High risk populations include:

  • those who are staying with or visiting the local population
  • frequent and/or long-stay travellers to areas where sanitation and food hygiene are likely to be poor
  • those with existing medical conditions such as liver disease or haemophilia
  • men who have sex with men
  • people who inject drugs
  • those who may be exposed to the virus through their work
  • those going to areas of hepatitis A outbreaks who have limited access to safe water and medical care

When do you need the hepatitis A vaccination?

You should start your hepatitis A vaccine course at least 4 weeks before you leave, although it is possible to get urgent vaccinations just before. The hepatitis A vaccine can be given as a combined injection with the hepatitis B vaccine in some cases.

How much does the hepatitis A vaccination cost?

The hepatitis A vaccination is usually free on the NHS, obtainable through your GP. There will often be a charge, however, if you attend a private travel to obtain your vaccinations.

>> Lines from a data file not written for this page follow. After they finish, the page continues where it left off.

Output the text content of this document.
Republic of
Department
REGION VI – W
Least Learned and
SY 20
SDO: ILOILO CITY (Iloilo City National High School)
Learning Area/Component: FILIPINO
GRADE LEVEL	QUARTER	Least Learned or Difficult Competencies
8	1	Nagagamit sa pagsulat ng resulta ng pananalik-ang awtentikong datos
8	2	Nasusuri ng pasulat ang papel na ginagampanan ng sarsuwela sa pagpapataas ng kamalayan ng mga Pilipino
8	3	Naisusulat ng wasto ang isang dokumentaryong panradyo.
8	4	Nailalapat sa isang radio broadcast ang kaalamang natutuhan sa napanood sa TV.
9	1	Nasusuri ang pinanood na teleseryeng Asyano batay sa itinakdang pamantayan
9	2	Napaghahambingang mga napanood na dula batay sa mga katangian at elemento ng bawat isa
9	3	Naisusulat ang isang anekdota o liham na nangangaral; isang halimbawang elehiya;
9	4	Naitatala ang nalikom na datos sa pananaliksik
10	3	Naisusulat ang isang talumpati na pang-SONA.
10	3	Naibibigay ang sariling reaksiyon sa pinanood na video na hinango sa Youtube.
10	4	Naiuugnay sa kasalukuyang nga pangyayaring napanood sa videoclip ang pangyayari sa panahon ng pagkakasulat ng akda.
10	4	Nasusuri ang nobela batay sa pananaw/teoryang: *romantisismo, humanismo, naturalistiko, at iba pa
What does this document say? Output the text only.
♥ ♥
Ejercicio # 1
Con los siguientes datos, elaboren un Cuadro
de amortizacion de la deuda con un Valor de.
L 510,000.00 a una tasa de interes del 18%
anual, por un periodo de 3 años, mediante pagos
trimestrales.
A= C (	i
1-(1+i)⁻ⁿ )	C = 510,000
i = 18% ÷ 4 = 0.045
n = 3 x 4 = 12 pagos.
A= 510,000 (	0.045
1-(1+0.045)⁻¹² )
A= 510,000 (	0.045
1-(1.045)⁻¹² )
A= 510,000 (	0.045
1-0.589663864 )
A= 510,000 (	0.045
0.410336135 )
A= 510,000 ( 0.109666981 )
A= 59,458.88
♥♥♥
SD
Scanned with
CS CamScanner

** Recommended for all travellers to Thailand **

What is tetanus?

Tetanus is caused from the toxin of a bacteria, with spores found commonly around the world. If a spore manages to enter your body through a cut or graze, the bacteria produces a toxin which attacks your brain and spinal cord. Symptoms include fever, tachycardia, painful muscle spasms, lock-jaw and sweating. It can be fatal (in the UK, 1 in 8 die who develop the infection).

How do you prevent it?

A very effective and simple vaccination! The tetanus vaccination is part of most country’s childhood vaccination schedule.

When do you need the tetanus vaccination?

The vast majority of travellers will be up to date with their tetanus vaccination. If you need a booster, you can get one on it’s own, or tie it in with the diphtheria-tetanus-polio (DTP) vaccination. In the UK, your last scheduled vaccination was at 14 years old. If you have not had a booster in the last 10 years, it is worth arranging one. There is no required time to get this booster – it can be done at any time before you leave.

How much does the tetanus vaccination cost?

The tetanus vaccination is usually free on the NHS, obtainable through your GP. There will often be a charge, however, if you attend a private travel clinic to obtain your vaccinations.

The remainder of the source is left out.